Ein Sieg des Hinterlandes

Uwe Bork über den Ausgang der Wahlen in den USA

Standpunkt | Bonn - 09.11.2016

Selten hat mich ein Morgen so erschreckt wie dieser. Mit ihm sind die unzähligen Rätsel der Theodizee plötzlich um eine Variante reicher. Nach dem nach allen Umfragen völlig unerwarteten Resultat der amerikanischen Präsidentschaftswahlen stellt sich wohl nicht nur mir die nicht ganz ernst gemeinte Frage, wie Gott einen Mann als Wahlsieger zulassen konnte, über den Papst Franziskus mit der ihm eigenen Deutlichkeit urteilte: "Dieser Mann ist kein Christ!" Es ist ein Mann, bei dem es beileibe nicht der Kopf zu sein scheint, dem der Rest des Körpers gehorcht, ein Mann, der sich mit einer Mauer gegen seine ärmeren Nachbarn abschotten will, ein Mann, der Unfrieden zwischen den Religionen sät und der Frauen als verfügbares Freiwild betrachtet. 

Wir Europäer werden uns umzustellen haben. Hätten wir bei Hillary Clinton demnächst nur unsere Uhren neu stellen müssen, müssen wir beim Mann mit den markigen Worten nun unseren Atem anhalten. Wahrscheinlich auf Dauer.

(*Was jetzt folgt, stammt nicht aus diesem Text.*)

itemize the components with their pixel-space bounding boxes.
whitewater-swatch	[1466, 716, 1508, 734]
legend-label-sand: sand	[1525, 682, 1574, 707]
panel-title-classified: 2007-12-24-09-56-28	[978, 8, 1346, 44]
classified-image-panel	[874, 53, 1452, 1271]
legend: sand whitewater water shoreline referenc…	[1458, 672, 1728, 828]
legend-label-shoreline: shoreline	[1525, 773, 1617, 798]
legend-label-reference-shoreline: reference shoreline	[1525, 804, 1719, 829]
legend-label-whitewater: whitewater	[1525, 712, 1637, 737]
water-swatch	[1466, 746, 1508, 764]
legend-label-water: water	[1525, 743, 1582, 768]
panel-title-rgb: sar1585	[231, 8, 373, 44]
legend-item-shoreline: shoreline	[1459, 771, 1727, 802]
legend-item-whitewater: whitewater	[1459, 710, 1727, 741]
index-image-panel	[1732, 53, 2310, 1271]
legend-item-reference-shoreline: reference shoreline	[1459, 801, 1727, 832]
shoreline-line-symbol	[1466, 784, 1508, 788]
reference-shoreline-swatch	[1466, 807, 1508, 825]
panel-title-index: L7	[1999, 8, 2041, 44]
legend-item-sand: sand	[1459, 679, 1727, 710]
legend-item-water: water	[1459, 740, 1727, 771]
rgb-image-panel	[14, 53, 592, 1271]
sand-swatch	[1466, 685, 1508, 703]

Für die Vereinigten Staaten selbst dürfte der Ausgang dieser Wahl aber ebenfalls nicht so schnell zu bewältigen sein. Gegen das liberale Amerika der Großstädte hat sich das andere, das konservative Amerika des Hinterlands durchgesetzt. Das Land bietet das Bild einer tiefen Spaltung zwischen abgehängten Globalisierungsverlierern und den Gewinnern eines auf die Spitze getriebenen Kapitalismus, dessen aus der Spekulation geschaffene Einkommen sich vom Lohn und Brot der Unter- und Mittelschichten total gelöst haben. So sieht eine Wirtschaft aus, die vielleicht nicht tötet, wie Papst Franziskus dies zugespitzt formulierte, es ist aber sehr wohl eine unsoziale Ökonomie, die einem ganzen Land viel von seinem gesellschaftlichen Zusammenhalt geraubt hat.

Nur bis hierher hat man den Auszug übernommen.